On Sat 20-11-21 21:51:20, Neil Brown wrote:
> On Sat, 20 Nov 2021, Matthew Wilcox wrote:
> > On Fri, Nov 19, 2021 at 10:14:38AM +1100, NeilBrown wrote:
> > > On Thu, 18 Nov 2021, Matthew Wilcox wrote:
> > > > Surely this should be gfpflags_allow_blocking() instead of poking about
> > > > in the innards of gfp flags?
> > >
> > > Possibly. Didn't know about gfpflags_allow_blocking(). From a quick
> > > grep in the kernel, a whole lot of other people don't know about it
> > > either, though clearly some do.
> > >
> > > Maybe we should reaname "__GFP_DIRECT_RECLAIM" to
> > > "__GFP_ALLOW_BLOCKING", because that is what most users seems to care
> > > about.
> >
> > I tend towards the school of thought that the __GFP flags should make
> > sense to the implementation and users should use either GFP_ or functions.
> > When we see users adding or subtracting __GFP flags, that's a problem.
> Except __GFP_NOWARN of course, or __GFP_ZERO, or __GFP_NOFAIL.
> What about __GFP_HIGHMEM? __GFP_DMA? __GFP_HIGH?
> They all seem to be quite meaningful to the caller - explicitly
> specifying properties of the memory or properties of the service.
> (But maybe you would prefer __GFP_HIGH be spelled "__GFP_LOW_WATERMARK"
> so it would make more sense to the implementation).
> __GFP_DIRECTRECLAIM seems to me to be more the exception than the rule -
> specifying internal implementation details.
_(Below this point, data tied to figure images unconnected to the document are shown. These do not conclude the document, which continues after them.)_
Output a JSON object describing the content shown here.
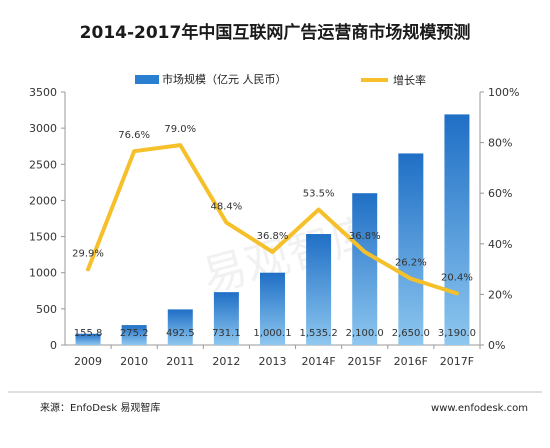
{
  "chart_data": {
    "type": "bar",
    "title": "2014-2017年中国互联网广告运营商市场规模预测",
    "categories": [
      "2009",
      "2010",
      "2011",
      "2012",
      "2013",
      "2014F",
      "2015F",
      "2016F",
      "2017F"
    ],
    "series": [
      {
        "name": "市场规模（亿元 人民币）",
        "type": "bar",
        "axis": "left",
        "color": "#2a7fd0",
        "values": [
          155.8,
          275.2,
          492.5,
          731.1,
          1000.1,
          1535.2,
          2100.0,
          2650.0,
          3190.0
        ],
        "labels": [
          "155.8",
          "275.2",
          "492.5",
          "731.1",
          "1,000.1",
          "1,535.2",
          "2,100.0",
          "2,650.0",
          "3,190.0"
        ]
      },
      {
        "name": "增长率",
        "type": "line",
        "axis": "right",
        "color": "#f5c02a",
        "values": [
          29.9,
          76.6,
          79.0,
          48.4,
          36.8,
          53.5,
          36.8,
          26.2,
          20.4
        ],
        "labels": [
          "29.9%",
          "76.6%",
          "79.0%",
          "48.4%",
          "36.8%",
          "53.5%",
          "36.8%",
          "26.2%",
          "20.4%"
        ]
      }
    ],
    "y_left": {
      "min": 0,
      "max": 3500,
      "ticks": [
        "0",
        "500",
        "1000",
        "1500",
        "2000",
        "2500",
        "3000",
        "3500"
      ]
    },
    "y_right": {
      "min": 0,
      "max": 100,
      "ticks": [
        "0%",
        "20%",
        "40%",
        "60%",
        "80%",
        "100%"
      ]
    },
    "legend": "top",
    "grid": false
  },
  "footer": {
    "source": "来源：EnfoDesk 易观智库",
    "url": "www.enfodesk.com"
  },
  "watermark": "易观智库"
}
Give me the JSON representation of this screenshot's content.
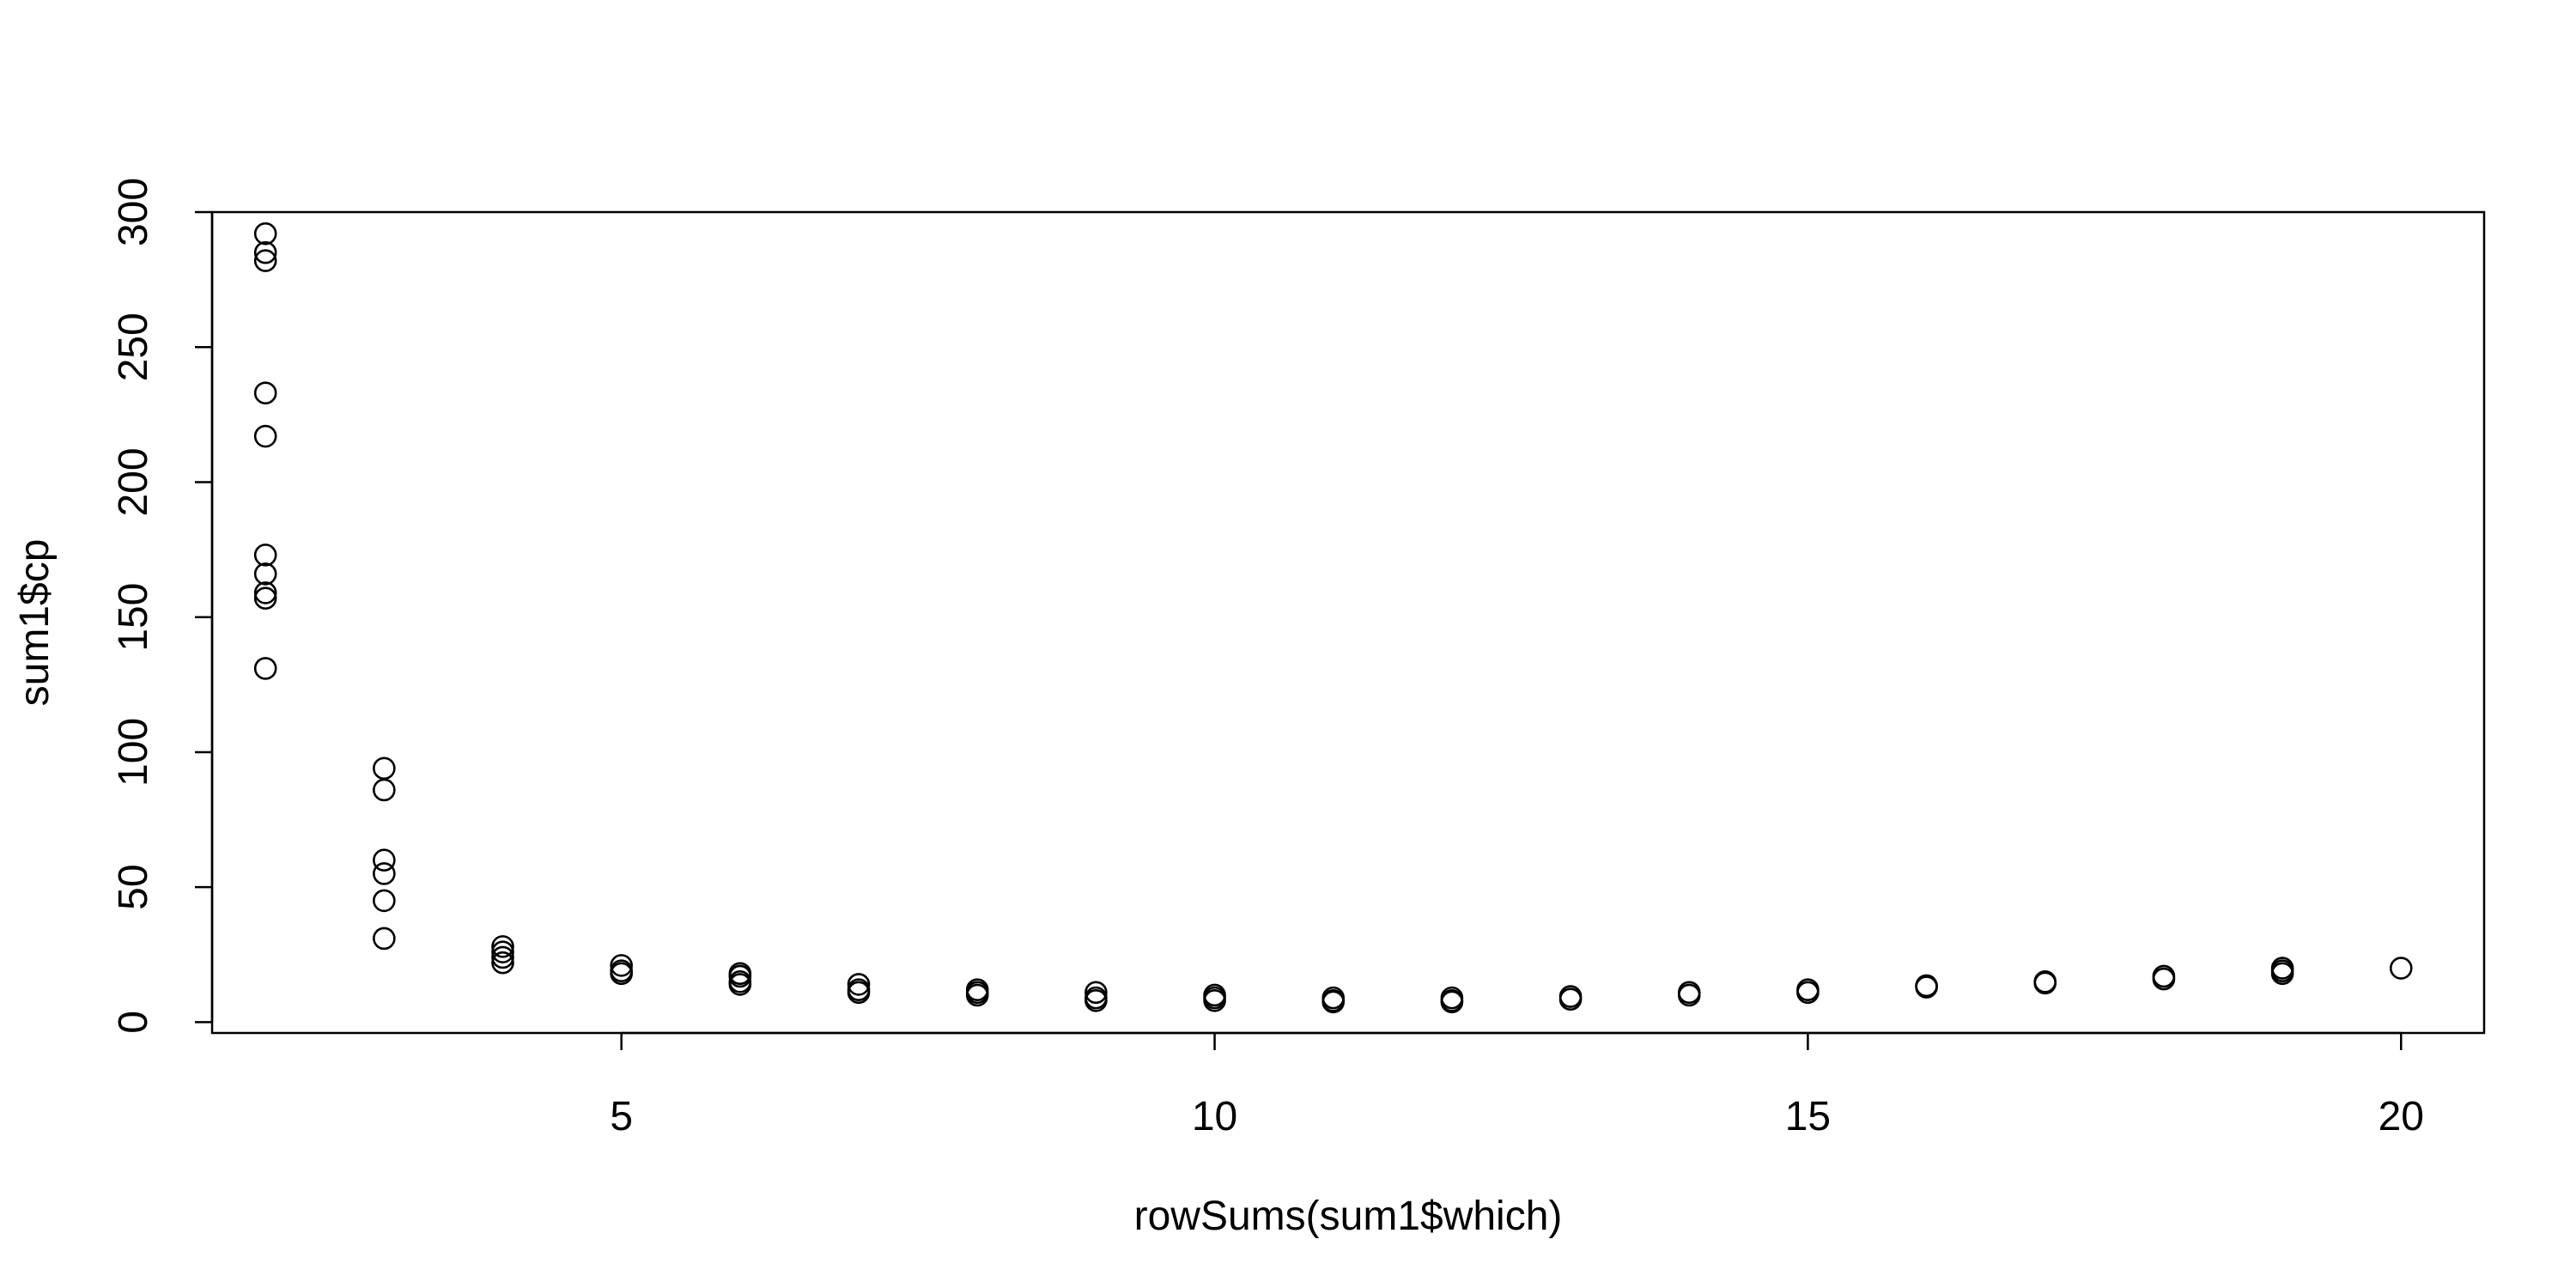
{
  "chart_data": {
    "type": "scatter",
    "title": "",
    "xlabel": "rowSums(sum1$which)",
    "ylabel": "sum1$cp",
    "xlim": [
      1.55,
      20.7
    ],
    "ylim": [
      -4,
      300
    ],
    "x_ticks": [
      5,
      10,
      15,
      20
    ],
    "y_ticks": [
      0,
      50,
      100,
      150,
      200,
      250,
      300
    ],
    "grid": false,
    "points": [
      {
        "x": 2,
        "y": 292
      },
      {
        "x": 2,
        "y": 285
      },
      {
        "x": 2,
        "y": 282
      },
      {
        "x": 2,
        "y": 233
      },
      {
        "x": 2,
        "y": 217
      },
      {
        "x": 2,
        "y": 173
      },
      {
        "x": 2,
        "y": 166
      },
      {
        "x": 2,
        "y": 159
      },
      {
        "x": 2,
        "y": 157
      },
      {
        "x": 2,
        "y": 131
      },
      {
        "x": 3,
        "y": 94
      },
      {
        "x": 3,
        "y": 86
      },
      {
        "x": 3,
        "y": 60
      },
      {
        "x": 3,
        "y": 55
      },
      {
        "x": 3,
        "y": 45
      },
      {
        "x": 3,
        "y": 31
      },
      {
        "x": 4,
        "y": 28
      },
      {
        "x": 4,
        "y": 26
      },
      {
        "x": 4,
        "y": 24
      },
      {
        "x": 4,
        "y": 22
      },
      {
        "x": 5,
        "y": 21
      },
      {
        "x": 5,
        "y": 19
      },
      {
        "x": 5,
        "y": 18
      },
      {
        "x": 6,
        "y": 18
      },
      {
        "x": 6,
        "y": 17
      },
      {
        "x": 6,
        "y": 15
      },
      {
        "x": 6,
        "y": 14
      },
      {
        "x": 7,
        "y": 14
      },
      {
        "x": 7,
        "y": 12
      },
      {
        "x": 7,
        "y": 11
      },
      {
        "x": 8,
        "y": 12
      },
      {
        "x": 8,
        "y": 11
      },
      {
        "x": 8,
        "y": 10
      },
      {
        "x": 9,
        "y": 11
      },
      {
        "x": 9,
        "y": 9
      },
      {
        "x": 9,
        "y": 8
      },
      {
        "x": 10,
        "y": 10
      },
      {
        "x": 10,
        "y": 9
      },
      {
        "x": 10,
        "y": 8
      },
      {
        "x": 11,
        "y": 9
      },
      {
        "x": 11,
        "y": 8
      },
      {
        "x": 11,
        "y": 7.5
      },
      {
        "x": 12,
        "y": 9
      },
      {
        "x": 12,
        "y": 8
      },
      {
        "x": 12,
        "y": 7.5
      },
      {
        "x": 13,
        "y": 9.5
      },
      {
        "x": 13,
        "y": 8.5
      },
      {
        "x": 14,
        "y": 11
      },
      {
        "x": 14,
        "y": 10
      },
      {
        "x": 15,
        "y": 12
      },
      {
        "x": 15,
        "y": 11
      },
      {
        "x": 16,
        "y": 13.5
      },
      {
        "x": 16,
        "y": 13
      },
      {
        "x": 17,
        "y": 15
      },
      {
        "x": 17,
        "y": 14.5
      },
      {
        "x": 18,
        "y": 17
      },
      {
        "x": 18,
        "y": 16
      },
      {
        "x": 19,
        "y": 20
      },
      {
        "x": 19,
        "y": 19
      },
      {
        "x": 19,
        "y": 18
      },
      {
        "x": 20,
        "y": 20
      }
    ]
  }
}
I do not think it is viable to fix up gfp flags to be consistent :/
Both __GFP_DIRECT_RECLAIM and __GFP_KSWAPD_RECLAIM are way too lowlevel
but historically we've had requests to inhibit kswapd for a particular
requests because that has led to problems - fun reading caf491916b1c1.
__GFP_ALLOW_BLOCKING would make a lot of sense but I am not sure it
would be a good match to __GFP_KSWAPD_RECLAIM.

> Actually ... I take it back about __GFP_NOWARN. That probably shouldn't
> exist at all. Warnings should be based on how stressed the mm system is,
> not on whether the caller wants thinks failure is manageable.

Unless we change the way when allocation warnings are triggered then we
really need this. There are many opportunistic allocations with a
fallback behavior which do not want to swamp kernel logs with failures
that are of no use. Think of a THP allocation that really want to be
just very quick and falls back to normal base pages otherwise. Deducing
context which is just fine to not report failures is quite tricky and it
can get wrong easily. Callers should know whether warning can be of any
use in many cases.
Michal Hocko